Il novecento era bello perché la gente se la cavava senza Internet e perché anche se eri figlio di braccianti ma ti spaccavi la schiena sui libri, magari aiutato dal welfare che non si chiamava così ma, con un nome più novecentesco, era assai più presente (perché comunque giravano più soldi), correvi davvero il rischio da grande di laurearti in medicina e di curare poi i tuoi genitori anziani consumati dal lavoro nei campi, in fabbrica, sulle banchine del porto, ripagandoli così degli sforzi che avevano fatto per te e rendendoli orgogliosi dello status sociale raggiunto.

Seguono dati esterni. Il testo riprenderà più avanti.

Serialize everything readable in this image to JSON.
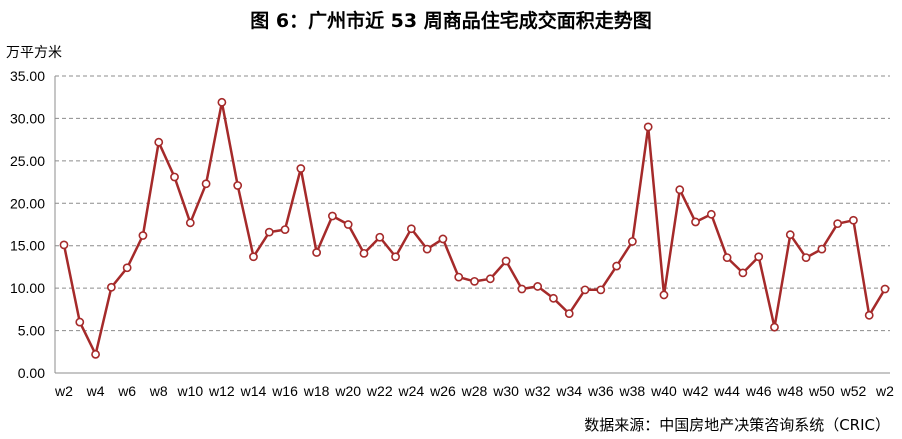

I primi decenni del nuovo secolo, quello che stiamo vivendo da un po’, da questo punto di vista lasciano piuttosto a desiderare. Il cosiddetto “pensiero unico” si è risolto in una specie di monoblocco che si estende in spessore partendo, al piano sotto, da quelli che non tirano alla fine del mese, fino ad arrivare al confine con il piano sopra abitato dai miliardari che hanno i figli che tirano ma di ben altra roba e che si rovinano di figa, di auto cafonissime e di foto con i calciatori nei locali di lusso. In poche parole, tolti i poveracci e i ricchi evasori con i fuoristrada, qui dove un tempo c’erano almeno cinquanta sfumature di persone che se la cavavano dignitosamente, chi più chi meno, oggi c’è un’unica classe media con un potere d’acquisto che quelli che ci osservano dal secolo scorso si piegano in due dalle risate e con l’insolubile problema che tolti i sistemi sui quali non ci si può certo fare affidamento in cui la fortuna fa da protagonista da qui non scappa nessuno. Qui è peggio di Alcatraz.
L’unica speranza è che comunque i nostri figli siano migliori di noi ma in modo differente. Non potranno essere più benestanti perché i soldi saranno finiti e, ancora prima, i mestieri onesti che li generano. Non potranno essere più eruditi perché per loro conterà sapere dove trovare le informazioni e non impararle. Potranno però fare a meno dei pregiudizi, delle categorie, della paura e dei confini. Superare le lingue, la storia, la geografia e l’economia. Mescolare la musica finalmente con l’architettura, le parole con i colori, la danza con la filosofia, il gioco con l’educazione. Magari anche a studiare e lavorare solo quando serve per stare meglio con se stessi o con gli altri, mica per mangiare e mettersi in forze per lavorare o studiare di nuovo, il giorno dopo. Non so se si stia andando in questa direzione. Provate però a parlarne con chi vi circonda, sono certo che converrete che a essere migliori di noi, che abitiamo questi tempi, ci vuole davvero poco. O, se volete, parlo solo per me.